Hori Izhaki

Video still, © Hori Izhaki

_augmented_memory:_ ARAB_in_the_ALPS_ [IMpostER]

Today in Europe, memorialization has become an intensely debated phenomenon. As societies diversify, they are faced with challenges to established memory practices. Recognizing this and expressing the need to resist homogenization, concepts like that of a “multi-directional memory” (Michael Rothberg) call for a co-existence of narratives to serve a society that strives to be inclusive.

Born and raised in Israel in an Arabic Jewish family with roots in Morocco and Iraq, I had to face challenges of memory throughout my life. Growing up, I was not told I was Arabic, nor was the history of my ancestors taught in school or part of general knowledge. In order to be Jewish Israelis, Arabic Jews like me inserted their own selves into the Holocaust and entered a virtual memory where they belonged to the shared history of the land of the survivor.

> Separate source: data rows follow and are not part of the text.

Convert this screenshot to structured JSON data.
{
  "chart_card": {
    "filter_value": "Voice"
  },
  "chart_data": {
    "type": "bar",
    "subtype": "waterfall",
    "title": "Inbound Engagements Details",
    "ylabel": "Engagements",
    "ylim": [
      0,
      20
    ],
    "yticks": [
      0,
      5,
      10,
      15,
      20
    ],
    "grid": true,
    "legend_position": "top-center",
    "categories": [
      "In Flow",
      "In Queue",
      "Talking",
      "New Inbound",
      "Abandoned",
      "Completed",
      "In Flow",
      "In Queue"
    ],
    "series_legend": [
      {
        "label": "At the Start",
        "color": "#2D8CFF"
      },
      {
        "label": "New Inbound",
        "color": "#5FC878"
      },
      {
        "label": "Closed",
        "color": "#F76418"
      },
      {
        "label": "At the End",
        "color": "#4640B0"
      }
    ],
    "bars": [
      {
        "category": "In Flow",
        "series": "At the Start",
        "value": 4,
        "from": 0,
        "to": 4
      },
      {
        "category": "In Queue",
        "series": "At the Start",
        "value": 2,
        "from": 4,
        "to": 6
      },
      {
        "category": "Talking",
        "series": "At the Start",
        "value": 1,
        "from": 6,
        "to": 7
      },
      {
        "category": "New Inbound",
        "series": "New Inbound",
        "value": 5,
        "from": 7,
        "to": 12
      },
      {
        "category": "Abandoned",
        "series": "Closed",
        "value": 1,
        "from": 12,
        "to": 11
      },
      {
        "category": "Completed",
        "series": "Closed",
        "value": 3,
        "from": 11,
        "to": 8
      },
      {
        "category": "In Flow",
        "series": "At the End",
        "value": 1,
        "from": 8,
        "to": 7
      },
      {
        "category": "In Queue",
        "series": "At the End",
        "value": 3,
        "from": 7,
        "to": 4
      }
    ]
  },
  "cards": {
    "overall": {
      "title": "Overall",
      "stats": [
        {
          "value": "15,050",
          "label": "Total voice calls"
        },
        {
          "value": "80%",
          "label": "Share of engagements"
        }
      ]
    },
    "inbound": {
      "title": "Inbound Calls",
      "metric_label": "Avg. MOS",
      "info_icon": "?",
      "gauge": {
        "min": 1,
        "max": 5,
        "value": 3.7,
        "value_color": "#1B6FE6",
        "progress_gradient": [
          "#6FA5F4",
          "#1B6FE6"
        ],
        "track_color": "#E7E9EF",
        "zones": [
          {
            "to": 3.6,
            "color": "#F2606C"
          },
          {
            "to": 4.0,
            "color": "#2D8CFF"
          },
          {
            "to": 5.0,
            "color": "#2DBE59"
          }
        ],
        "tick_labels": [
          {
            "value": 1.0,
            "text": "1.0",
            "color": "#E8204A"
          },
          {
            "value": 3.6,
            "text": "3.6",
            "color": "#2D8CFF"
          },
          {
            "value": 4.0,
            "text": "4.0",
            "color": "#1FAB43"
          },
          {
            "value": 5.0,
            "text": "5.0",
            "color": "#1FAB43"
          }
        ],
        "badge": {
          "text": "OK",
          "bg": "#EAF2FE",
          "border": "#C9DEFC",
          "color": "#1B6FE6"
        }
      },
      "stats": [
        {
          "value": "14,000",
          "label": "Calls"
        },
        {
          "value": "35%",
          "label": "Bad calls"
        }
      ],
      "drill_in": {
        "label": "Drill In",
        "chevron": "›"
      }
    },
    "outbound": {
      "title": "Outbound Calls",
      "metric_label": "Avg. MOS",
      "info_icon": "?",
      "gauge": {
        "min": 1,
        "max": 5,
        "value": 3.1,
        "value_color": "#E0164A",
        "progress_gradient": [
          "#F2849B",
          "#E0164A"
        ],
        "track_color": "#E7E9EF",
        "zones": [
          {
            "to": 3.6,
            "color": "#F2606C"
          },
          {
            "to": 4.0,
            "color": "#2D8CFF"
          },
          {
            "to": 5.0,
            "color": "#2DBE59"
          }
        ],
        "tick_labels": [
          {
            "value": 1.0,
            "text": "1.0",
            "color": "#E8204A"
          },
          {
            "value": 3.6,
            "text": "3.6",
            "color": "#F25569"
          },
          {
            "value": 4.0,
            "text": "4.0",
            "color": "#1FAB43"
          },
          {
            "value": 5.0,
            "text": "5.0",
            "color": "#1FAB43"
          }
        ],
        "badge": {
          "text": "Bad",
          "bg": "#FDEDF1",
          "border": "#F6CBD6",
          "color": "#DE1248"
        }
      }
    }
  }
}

Since the Arabs were considered the enemy, there was no place for Arabic Jews and their story in the national narrative of Israel.

Living in Europe, I am invited by societal framings to perform my virtual Jewish European roots. I am welcomed here not as an Arab but as an Israeli – a modified/deleted Arab who has been given roots in the European story by the country of her birth. I can travel to, work, and live in Germany, Austria, Europe, in the “Heimat” of a virtual persona, thanks to Israel, while in Iraq, my father’s land of origin, I am not welcome. But as much as I am culturally modified, my face, my skin, my hair were not changed. And on first sight, before I get to share my persona, I am not perceived as a Jewish Israeli Arab, I am just an Arab. So, occasionally, I get a glimpse into what it means to be an Arab in Europe. This question – what it means to be an Arab in Europe today – encompasses a wider dimension of my topic.

In my project, I will explore these intergenerational and multi-local dynamics and aim to manifest the idea of implanted memory by creating an interface between technology, memorialization, and nature. By using a variety of media, the natural surroundings of my different memories, that of (Alpine) Europe and the Middle East, will be included. The interface will act as a tool to explore the relationship between diverse-to-homogenized cultures in nature and emphasize current technologies that – like memory itself – bend the boundaries of reality and truth.

Text: Hori Izhaki

Hori Izhaki is a multi-disciplinary artist from Tel Aviv-Jaffa who lives and works in Berlin. Her sculptural practice, performances, and participatory installations involve site-specific, context-based live interactions situated at the intersection between the natural, the technological, and the symbolic.